Second, policymakers need to address the issue of social media transparency. Twitter data was useful in its own right—and its accessibility put pressure on other platforms to be more transparent, giving observers a glimpse into the inner workings of social media giants. Those days are gone. As described above, Twitter, now X, has changed its data access policies, essentially pricing out academic researchers and journalists. Other platforms, including Reddit, have followed suit. This is a troubling trend. Without visibility into the dynamics within these platforms, independent researchers have no way to track the spread of rumors and disinformation campaigns—or to evaluate the impact of the platforms’ recommendation systems and moderation decisions. Events like the tragic Maui fires have underscored what has been lost. The quality of real-time information on X seems to be significantly lower compared to Twitter a year ago, but researchers are unable to measure any decrease with precision. If we are to have a chance to combat online manipulation and hold platforms accountable for their negative impacts, we need policies that push platforms back on a path toward transparency. This can, and should, be done in ways that protect the privacy of individual users, while providing insights into macro-level patterns and the role of public figures in shaping information—and disinformation—flows.

***

My final comment here is a personal one. This has been a trying year for my team and for many other researchers working in this space. We lost time and wasted resources defending ourselves against various disingenuous attacks. While we struggled to regain our bearings—to understand what was happening and figure out how best to respond—we stepped back from public scholarship. For a time, our social media accounts grew quiet and we declined media requests.

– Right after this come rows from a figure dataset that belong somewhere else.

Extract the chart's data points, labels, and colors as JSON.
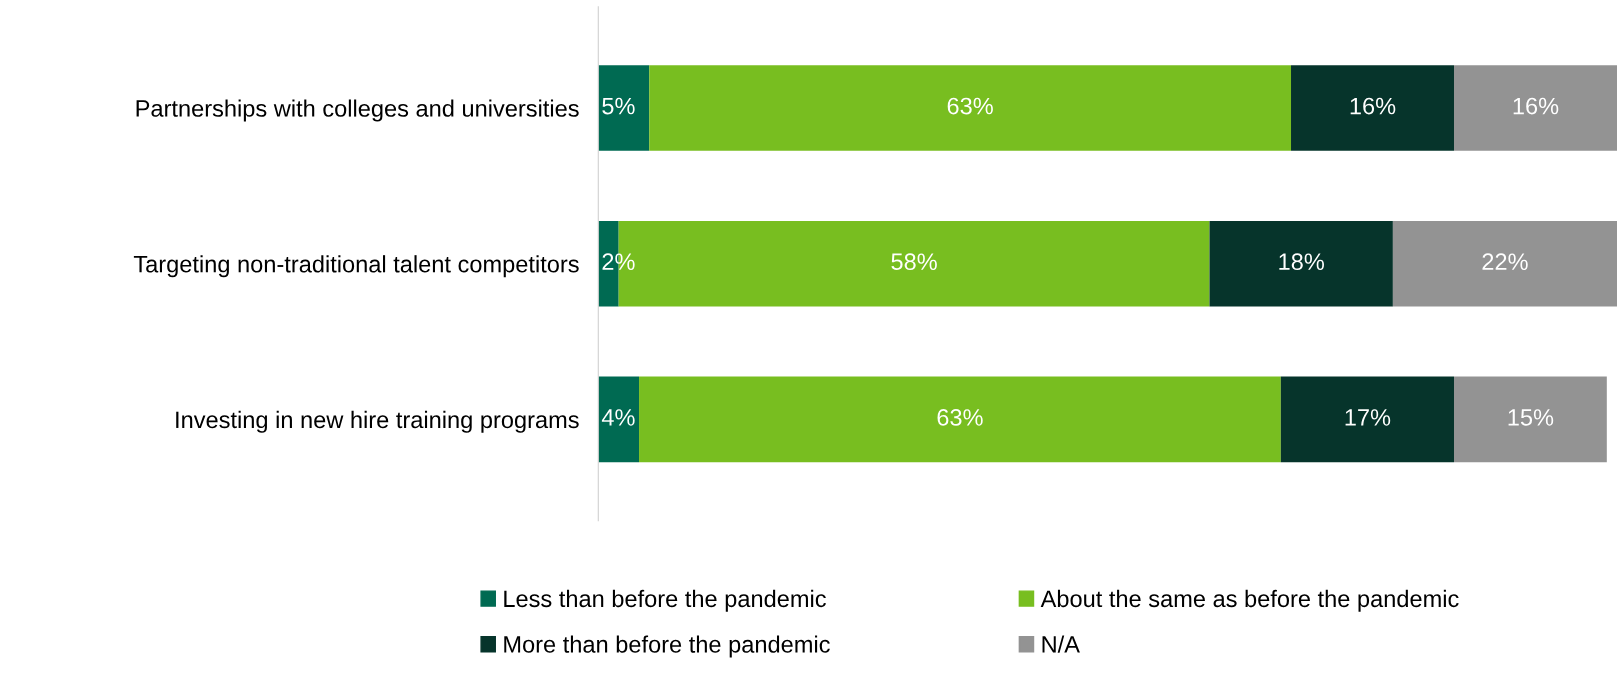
{
  "chart_data": {
    "type": "bar",
    "orientation": "horizontal",
    "stacked": true,
    "tick_labels": "y",
    "legend": "bottom",
    "grid": false,
    "categories": [
      "Partnerships with colleges and universities",
      "Targeting non-traditional talent competitors",
      "Investing in new hire training programs"
    ],
    "series": [
      {
        "name": "Less than before the pandemic",
        "color": "#006a52",
        "values": [
          5,
          2,
          4
        ],
        "value_labels": [
          "5%",
          "2%",
          "4%"
        ]
      },
      {
        "name": "About the same as before the pandemic",
        "color": "#78be20",
        "values": [
          63,
          58,
          63
        ],
        "value_labels": [
          "63%",
          "58%",
          "63%"
        ]
      },
      {
        "name": "More than before the pandemic",
        "color": "#06342b",
        "values": [
          16,
          18,
          17
        ],
        "value_labels": [
          "16%",
          "18%",
          "17%"
        ]
      },
      {
        "name": "N/A",
        "color": "#939393",
        "values": [
          16,
          22,
          15
        ],
        "value_labels": [
          "16%",
          "22%",
          "15%"
        ]
      }
    ]
  }
}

But I want to be clear: Our work goes on. At the University of Washington’s Center for an Informed Public, we have dozens of students, postdoctoral scholars, research scientists, and faculty who remain deeply committed to pushing this research forward—to advance scientific understandings around how rumors, misinformation, and disinformation flow across our modern information landscape and to inform potential solutions for mitigating the harms of misinformation and manipulation at scale. Our “rapid research” program, which supports real-time analysis and public communication about online rumors, remains active. We are currently working with collaborators (old and new) to prepare for the 2024 election.

From speaking with colleagues around the country, I can say with confidence that we are not alone in this fight. We will not be deterred by efforts to silence us.


Kate Starbird is co-founder of the University of Washington Center for an Informed Public.